Should any error occurs in the R code, the server sends the error through the websocket, which is captured by the client and displayed.

11.4.4 Debug websocket with Shiny

Let’s run the following app (see 11.4, left panel):

library(shiny)
shinyApp(
  ui = fluidPage(
    selectInput(
      "variable", 
      "Variable:",
      c("Cylinders" = "cyl",
        "Transmission" = "am",
        "Gears" = "gear")
    ),
    tableOutput("data")
  ),
  server = function(input, output) {
    output$data <- renderTable({
      mtcars[, c("mpg", input$variable), drop = FALSE]
    }, rownames = TRUE)
  }
)

After opening the HTML inspector, we select the network tab and search for websocket in the list. By choosing the message tab, you may inspect what R and JavaScript say to each others. As stated above, the first message sent contains initial input values. Then Shiny recalculates the table, notifies when the recalculation is done and becomes idle. The second message received from R is after updating the select input, which triggers the same event cycle.

Although complex, it is extremely useful to check whether the input / output communication is working properly. If not, we would see the error field identifying the issue.

Shiny.shinyapp.$socket.readyState returns the state of the socket connection. It should be 1 if your app is running. In some instances when the socket is closed, an error would be raised.

Shiny websocket

FIGURE 11.4: Shiny websocket

We see below that we can even bypass the UI element and update the input value directly via the websocket using Shiny.shinyapp.$sendMsg with the update method. This is captured on the server side which triggers the output recalculation. We’ll discuss more about this in the next section 12.

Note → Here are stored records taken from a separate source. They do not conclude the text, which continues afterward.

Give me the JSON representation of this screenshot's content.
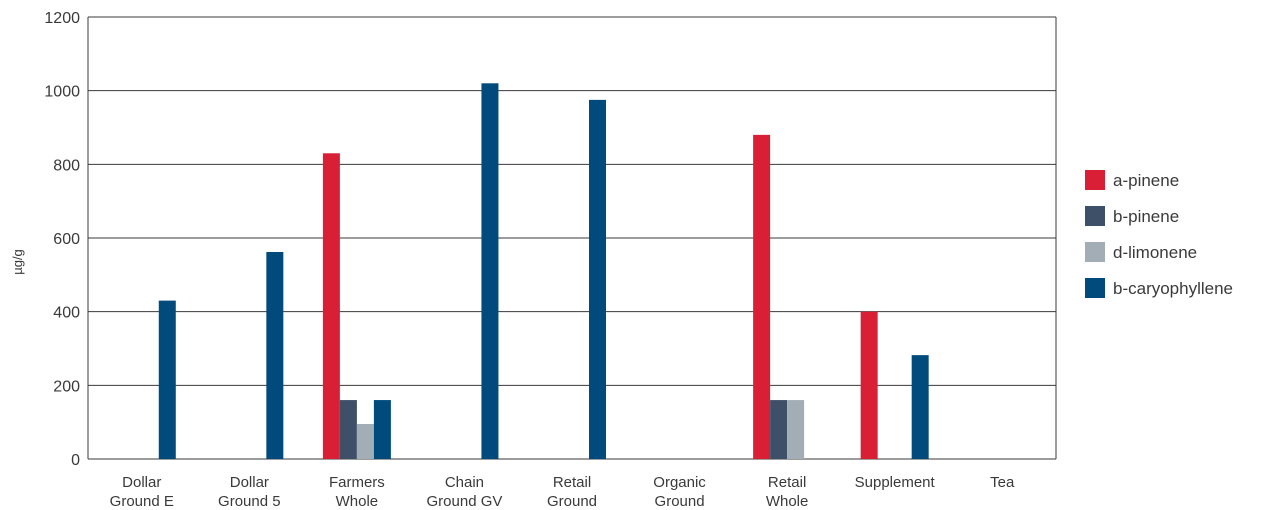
{
  "chart_data": {
    "type": "bar",
    "title": "",
    "xlabel": "",
    "ylabel": "µg/g",
    "ylim": [
      0,
      1200
    ],
    "yticks": [
      0,
      200,
      400,
      600,
      800,
      1000,
      1200
    ],
    "grid": true,
    "legend_position": "right",
    "categories": [
      [
        "Dollar",
        "Ground E"
      ],
      [
        "Dollar",
        "Ground 5"
      ],
      [
        "Farmers",
        "Whole"
      ],
      [
        "Chain",
        "Ground GV"
      ],
      [
        "Retail",
        "Ground"
      ],
      [
        "Organic",
        "Ground"
      ],
      [
        "Retail",
        "Whole"
      ],
      [
        "Supplement"
      ],
      [
        "Tea"
      ]
    ],
    "series": [
      {
        "name": "a-pinene",
        "color": "#d91f35",
        "values": [
          0,
          0,
          830,
          0,
          0,
          0,
          880,
          400,
          0
        ]
      },
      {
        "name": "b-pinene",
        "color": "#3d5068",
        "values": [
          0,
          0,
          160,
          0,
          0,
          0,
          160,
          0,
          0
        ]
      },
      {
        "name": "d-limonene",
        "color": "#a2adb6",
        "values": [
          0,
          0,
          95,
          0,
          0,
          0,
          160,
          0,
          0
        ]
      },
      {
        "name": "b-caryophyllene",
        "color": "#004a7c",
        "values": [
          430,
          562,
          160,
          1020,
          975,
          0,
          0,
          282,
          0
        ]
      }
    ]
  }
}
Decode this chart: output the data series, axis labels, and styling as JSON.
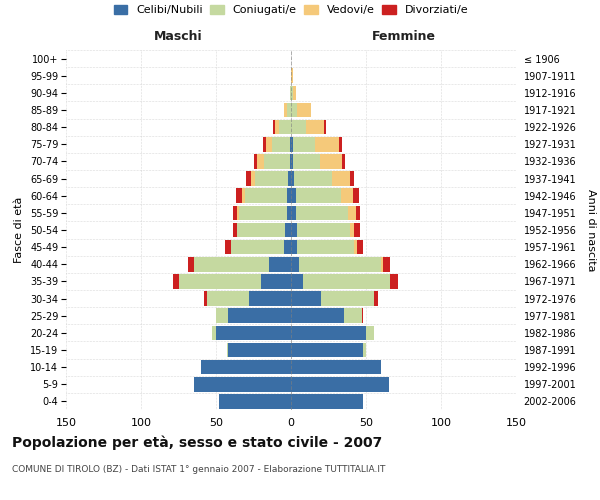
{
  "age_groups": [
    "0-4",
    "5-9",
    "10-14",
    "15-19",
    "20-24",
    "25-29",
    "30-34",
    "35-39",
    "40-44",
    "45-49",
    "50-54",
    "55-59",
    "60-64",
    "65-69",
    "70-74",
    "75-79",
    "80-84",
    "85-89",
    "90-94",
    "95-99",
    "100+"
  ],
  "birth_years": [
    "2002-2006",
    "1997-2001",
    "1992-1996",
    "1987-1991",
    "1982-1986",
    "1977-1981",
    "1972-1976",
    "1967-1971",
    "1962-1966",
    "1957-1961",
    "1952-1956",
    "1947-1951",
    "1942-1946",
    "1937-1941",
    "1932-1936",
    "1927-1931",
    "1922-1926",
    "1917-1921",
    "1912-1916",
    "1907-1911",
    "≤ 1906"
  ],
  "colors": {
    "celibi": "#3a6ea5",
    "coniugati": "#c5d9a0",
    "vedovi": "#f5c97a",
    "divorziati": "#cc2020"
  },
  "males": {
    "celibi": [
      48,
      65,
      60,
      42,
      50,
      42,
      28,
      20,
      15,
      5,
      4,
      3,
      3,
      2,
      1,
      1,
      0,
      0,
      0,
      0,
      0
    ],
    "coniugati": [
      0,
      0,
      0,
      1,
      3,
      8,
      28,
      55,
      50,
      35,
      32,
      32,
      28,
      22,
      17,
      12,
      8,
      3,
      1,
      0,
      0
    ],
    "vedovi": [
      0,
      0,
      0,
      0,
      0,
      0,
      0,
      0,
      0,
      0,
      0,
      1,
      2,
      3,
      5,
      4,
      3,
      2,
      0,
      0,
      0
    ],
    "divorziati": [
      0,
      0,
      0,
      0,
      0,
      0,
      2,
      4,
      4,
      4,
      3,
      3,
      4,
      3,
      2,
      2,
      1,
      0,
      0,
      0,
      0
    ]
  },
  "females": {
    "nubili": [
      48,
      65,
      60,
      48,
      50,
      35,
      20,
      8,
      5,
      4,
      4,
      3,
      3,
      2,
      1,
      1,
      0,
      0,
      0,
      0,
      0
    ],
    "coniugate": [
      0,
      0,
      0,
      2,
      5,
      12,
      35,
      58,
      55,
      38,
      35,
      35,
      30,
      25,
      18,
      15,
      10,
      4,
      1,
      0,
      0
    ],
    "vedove": [
      0,
      0,
      0,
      0,
      0,
      0,
      0,
      0,
      1,
      2,
      3,
      5,
      8,
      12,
      15,
      16,
      12,
      9,
      2,
      1,
      0
    ],
    "divorziate": [
      0,
      0,
      0,
      0,
      0,
      1,
      3,
      5,
      5,
      4,
      4,
      3,
      4,
      3,
      2,
      2,
      1,
      0,
      0,
      0,
      0
    ]
  },
  "xlim": 150,
  "title": "Popolazione per età, sesso e stato civile - 2007",
  "subtitle": "COMUNE DI TIROLO (BZ) - Dati ISTAT 1° gennaio 2007 - Elaborazione TUTTITALIA.IT",
  "xlabel_left": "Maschi",
  "xlabel_right": "Femmine",
  "ylabel_left": "Fasce di età",
  "ylabel_right": "Anni di nascita",
  "legend_labels": [
    "Celibi/Nubili",
    "Coniugati/e",
    "Vedovi/e",
    "Divorziati/e"
  ],
  "xtick_positions": [
    -150,
    -100,
    -50,
    0,
    50,
    100,
    150
  ],
  "xtick_labels": [
    "150",
    "100",
    "50",
    "0",
    "50",
    "100",
    "150"
  ],
  "bg_color": "#ffffff",
  "grid_color": "#bbbbbb"
}
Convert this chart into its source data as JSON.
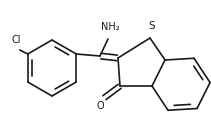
{
  "bg_color": "#ffffff",
  "line_color": "#1a1a1a",
  "line_width": 1.2,
  "font_size_label": 7.0,
  "figsize": [
    2.11,
    1.28
  ],
  "dpi": 100,
  "cl_label": "Cl",
  "nh2_label": "NH₂",
  "o_label": "O",
  "s_label": "S"
}
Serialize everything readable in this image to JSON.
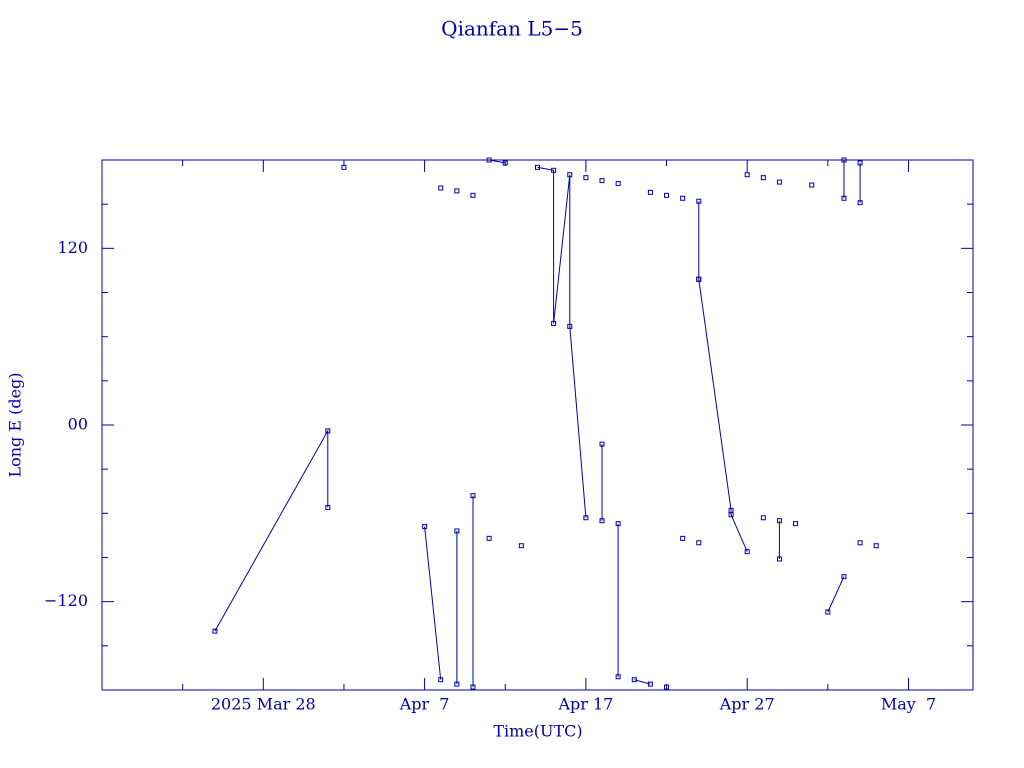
{
  "chart_data": {
    "type": "line",
    "title": "Qianfan L5−5",
    "xlabel": "Time(UTC)",
    "ylabel": "Long E (deg)",
    "color": "#0000a8",
    "marker": "square",
    "xlim": [
      "2025-03-18",
      "2025-05-11"
    ],
    "xticks": [
      {
        "value": "2025-03-28",
        "label": "2025 Mar 28"
      },
      {
        "value": "2025-04-07",
        "label": "Apr  7"
      },
      {
        "value": "2025-04-17",
        "label": "Apr 17"
      },
      {
        "value": "2025-04-27",
        "label": "Apr 27"
      },
      {
        "value": "2025-05-07",
        "label": "May  7"
      }
    ],
    "xminorticks": [
      "2025-03-23",
      "2025-04-02",
      "2025-04-12",
      "2025-04-22",
      "2025-05-02"
    ],
    "ylim": [
      -180,
      180
    ],
    "yticks": [
      {
        "value": 120,
        "label": "120"
      },
      {
        "value": 0,
        "label": "00"
      },
      {
        "value": -120,
        "label": "−120"
      }
    ],
    "yminorticks": [
      -150,
      -90,
      -60,
      -30,
      30,
      60,
      90,
      150
    ],
    "series": [
      {
        "name": "Qianfan L5-5",
        "x": [
          "2025-03-25",
          "2025-04-01",
          "2025-04-01",
          null,
          "2025-04-02",
          null,
          "2025-04-07",
          "2025-04-08",
          null,
          "2025-04-08",
          null,
          "2025-04-09",
          "2025-04-09",
          null,
          "2025-04-09",
          null,
          "2025-04-10",
          "2025-04-10",
          null,
          "2025-04-10",
          null,
          "2025-04-11",
          null,
          "2025-04-11",
          "2025-04-12",
          null,
          "2025-04-13",
          null,
          "2025-04-14",
          "2025-04-15",
          "2025-04-15",
          "2025-04-16",
          "2025-04-16",
          "2025-04-17",
          null,
          "2025-04-17",
          null,
          "2025-04-18",
          "2025-04-18",
          null,
          "2025-04-18",
          null,
          "2025-04-19",
          "2025-04-19",
          null,
          "2025-04-19",
          null,
          "2025-04-20",
          "2025-04-21",
          null,
          "2025-04-21",
          null,
          "2025-04-22",
          null,
          "2025-04-22",
          null,
          "2025-04-23",
          null,
          "2025-04-23",
          null,
          "2025-04-24",
          null,
          "2025-04-24",
          "2025-04-24",
          "2025-04-24",
          "2025-04-26",
          "2025-04-26",
          "2025-04-27",
          null,
          "2025-04-27",
          null,
          "2025-04-28",
          null,
          "2025-04-28",
          null,
          "2025-04-29",
          "2025-04-29",
          null,
          "2025-04-29",
          null,
          "2025-04-30",
          null,
          "2025-05-01",
          null,
          "2025-05-02",
          "2025-05-03",
          null,
          "2025-05-03",
          "2025-05-03",
          null,
          "2025-05-04",
          null,
          "2025-05-04",
          "2025-05-04",
          null,
          "2025-05-05"
        ],
        "values": [
          -140,
          -4,
          -56,
          null,
          175,
          null,
          -69,
          -173,
          null,
          161,
          null,
          -72,
          -176,
          null,
          159,
          null,
          -48,
          -178,
          null,
          156,
          null,
          -77,
          null,
          180,
          178,
          null,
          -82,
          null,
          175,
          173,
          69,
          170,
          67,
          -63,
          null,
          168,
          null,
          -13,
          -65,
          null,
          166,
          null,
          -67,
          -171,
          null,
          164,
          null,
          -173,
          -176,
          null,
          158,
          null,
          -178,
          null,
          156,
          null,
          -77,
          null,
          154,
          null,
          -80,
          null,
          152,
          99,
          99,
          -58,
          -61,
          -86,
          null,
          170,
          null,
          -63,
          null,
          168,
          null,
          -65,
          -91,
          null,
          165,
          null,
          -67,
          null,
          163,
          null,
          -127,
          -103,
          null,
          180,
          154,
          null,
          -80,
          null,
          151,
          178,
          null,
          -82
        ]
      }
    ]
  }
}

updateObsVal <- function(value) {
  sprintf(
    "Shiny.shinyapp.$sendMsg(JSON.stringify({
      method: 'update',
      data: {obs: %s}
    }));",
    value
  )
}

# below we shunt the slider input by sending message
# directly through the websocket

ui <- fluidPage(
  tags$button(
    "Update obs value",
    onclick = updateObsVal(4)
  ),
  sliderInput(
    "obs", 
    "Number of observations:",
    min = 0, 
    max = 1000, 
    value = 500
  ),
  plotOutput("distPlot")
)

server <- function(input, output, session) {
  output$distPlot <- renderPlot({
    hist(rnorm(input$obs))
  })
}

shinyApp(ui, server)

11.4.5 Summary

Below is a summary of the server and client websocket parts. The Shiny app shown in Figure 11.5 consists in an actionButton() and a sliderInput(). Clicking on the action button triggers an observeEvent() that fires updateSlideInput(). Under the hood, clicking on the action button sends a message from the client to the server. This message is processed and the corresponding input value is updated on the server, thereby invalidating any observer, reactive element. updateSlideInput() sends a message back to the client containing the id of the input to update. This message is received and processed by the onMessage event manager, which redirects the message to the related message handler, thereby updating the corresponding input element on the client. The underlying mechanisms are going to be detailed in the next part 12. You may imagine that when the slider is updated, it also sends a message to the server, triggering a cascade of reactions.

It let you imagine how many messages are exchanged for more complex apps!

Websocket allows communication between server and client.

FIGURE 11.5: Websocket allows communication between server and client.